Rostow reflected, too, on what effect LBJ's public silence may have had on the then-unfolding Watergate scandal. As Rostow composed his memo in spring 1973, Nixon's Watergate cover-up was unraveling. Just two weeks earlier, Nixon had fired White House counsel John Dean and accepted the resignations of two top aides, H.R. Haldeman and John Ehrlichman.
As he typed, Rostow had a unique perspective on the worsening scandal. He understood the subterranean background to Nixon's political espionage operations.
"I am inclined to believe the Republican operation in 1968 relates in two ways to the Watergate affair of 1972," Rostow wrote. He noted, first, that Nixon's operatives may have judged that their "enterprise with the South Vietnamese" -- in frustrating Johnson's last-ditch peace initiative -- had secured Nixon his narrow margin of victory over Hubert Humphrey in 1968.
"Second, they got away with it," Rostow wrote. "Despite considerable press commentary after the election, the matter was never investigated fully. Thus, as the same men faced the election in 1972, there was nothing in their previous experience with an operation of doubtful propriety (or, even, legality) to warn them off, and there were memories of how close an election could get and the possible utility of pressing to the limit -- and beyond." [To read Rostow's memo, click here, here and here.]
Also, by May 1973, Rostow had been out of government for more than four years and had no legal standing to possess this classified material. Johnson, who had ordered the file removed from the White House, had died. And, now, a major political crisis was unfolding about which Rostow felt he possessed an important missing link for understanding the history and the context. So what to do?
Rostow apparently struggled with this question for the next month as the Watergate scandal continued to expand. On June 25, 1973, John Dean delivered his blockbuster Senate testimony, claiming that Nixon got involved in the cover-up within days of the June 1972 burglary at the Democratic National Committee.
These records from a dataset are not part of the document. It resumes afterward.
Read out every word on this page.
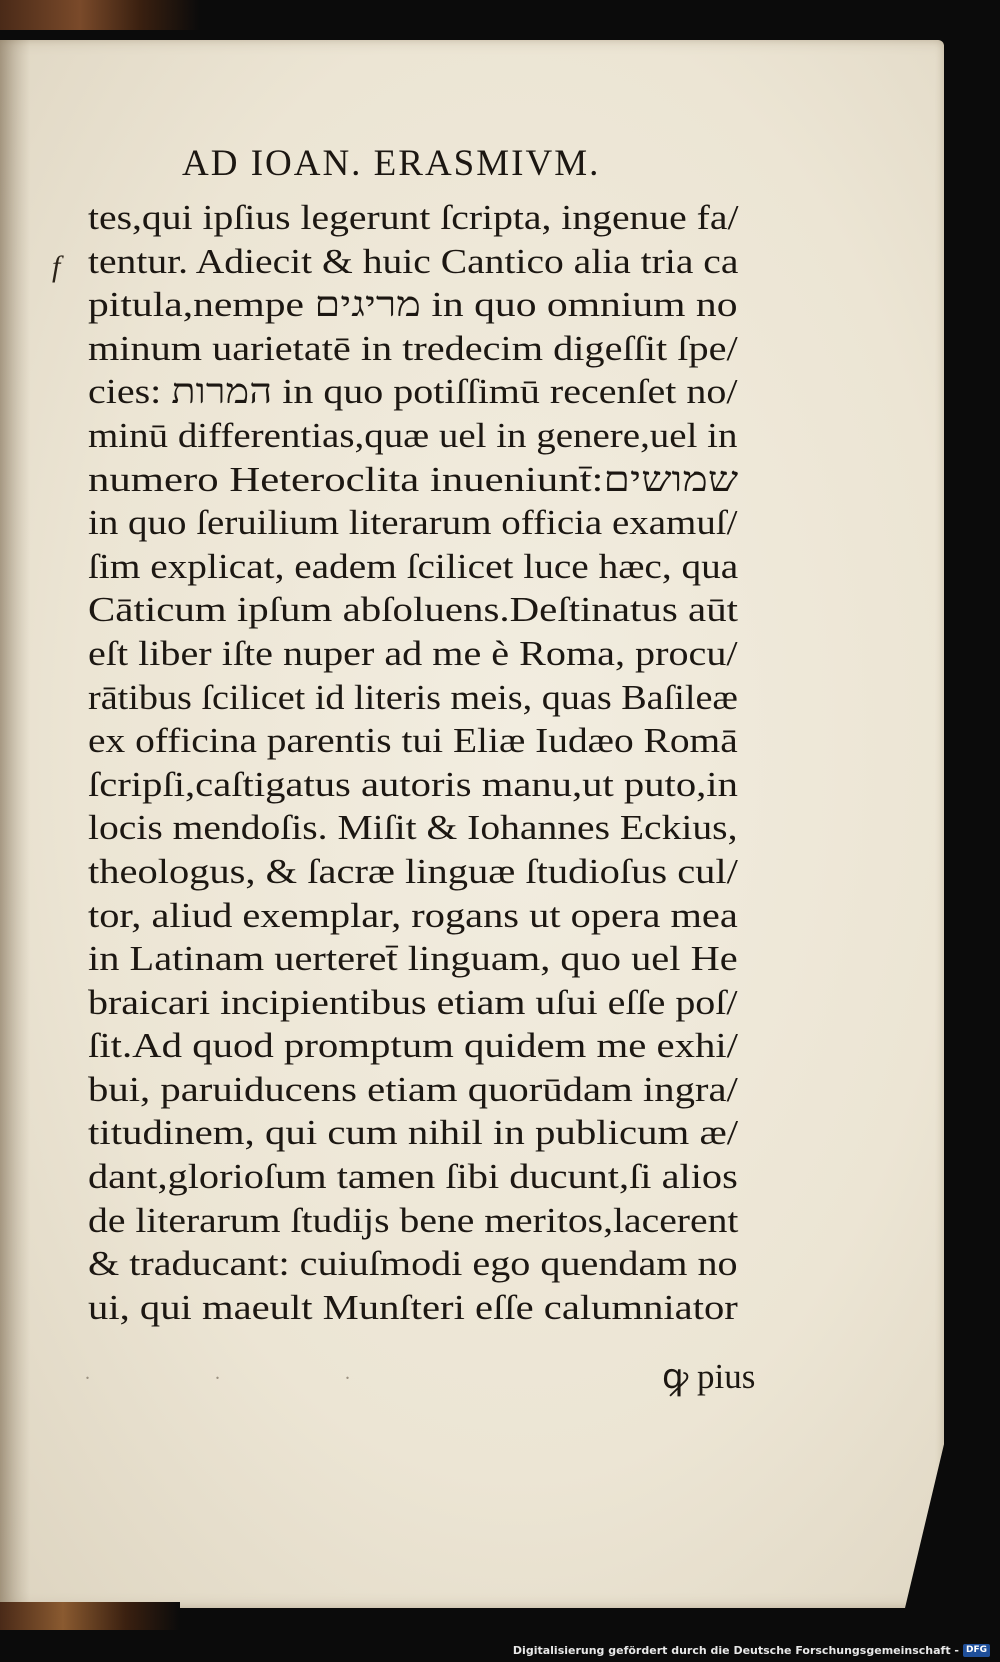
AD IOAN. ERASMIVM.
f
tes,qui ipſius legerunt ſcripta, ingenue fa/
tentur. Adiecit & huic Cantico alia tria ca
pitula,nempe מריגים in quo omnium no
minum uarietatē in tredecim digeſſit ſpe/
cies: המרות in quo potiſſimū recenſet no/
minū differentias,quæ uel in genere,uel in
numero Heteroclita inueniunt̄:שמושים
in quo ſeruilium literarum officia examuſ/
ſim explicat, eadem ſcilicet luce hæc, qua
Cāticum ipſum abſoluens.Deſtinatus aūt
eſt liber iſte nuper ad me è Roma, procu/
rātibus ſcilicet id literis meis, quas Baſileæ
ex officina parentis tui Eliæ Iudæo Romā
ſcripſi,caſtigatus autoris manu,ut puto,in
locis mendoſis. Miſit & Iohannes Eckius,
theologus, & ſacræ linguæ ſtudioſus cul/
tor, aliud exemplar, rogans ut opera mea
in Latinam uerteret̄ linguam, quo uel He
braicari incipientibus etiam uſui eſſe poſ/
ſit.Ad quod promptum quidem me exhi/
bui, paruiducens etiam quorūdam ingra/
titudinem, qui cum nihil in publicum æ/
dant,glorioſum tamen ſibi ducunt,ſi alios
de literarum ſtudijs bene meritos,lacerent
& traducant: cuiuſmodi ego quendam no
ui, qui maeult Munſteri eſſe calumniator
. . .	ꝙ pius
Digitalisierung gefördert durch die Deutsche Forschungsgemeinschaft - DFG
Dean also asserted that Watergate was just part of a years-long program of political espionage directed by Nixon's White House.
Keeping the Secrets
The very next day, as headlines of Dean's testimony filled the nation's newspapers, Rostow reached his conclusion about what to do with "The 'X' Envelope." In longhand, he wrote a "Top Secret" note which read, "To be opened by the Director, Lyndon Baines Johnson Library, not earlier than fifty (50) years from this date June 26, 1973."
In other words, Rostow intended this missing link of American history to stay missing for another half century. In a typed cover letter to LBJ Library director Harry Middleton, Rostow wrote:
"Sealed in the attached envelope is a file President Johnson asked me to hold personally because of its sensitive nature. In case of his death, the material was to be consigned to the LBJ Library under conditions I judged to be appropriate."The file concerns the activities of Mrs. [Anna] Chennault and others before and immediately after the election of 1968. At the time President Johnson decided to handle the matter strictly as a question of national security; and in retrospect, he felt that decision was correct. ...
"After fifty years the Director of the LBJ Library (or whomever may inherit his responsibilities, should the administrative structure of the National Archives change) may, alone, open this file. ... If he believes the material it contains should not be opened for research [at that time], I would wish him empowered to re-close the file for another fifty years when the procedure outlined above should be repeated."
Ultimately, however, the LBJ Library didn't wait that long. After a little more than two decades, on July 22, 1994, the envelope was opened and the archivists began the process of declassifying the contents.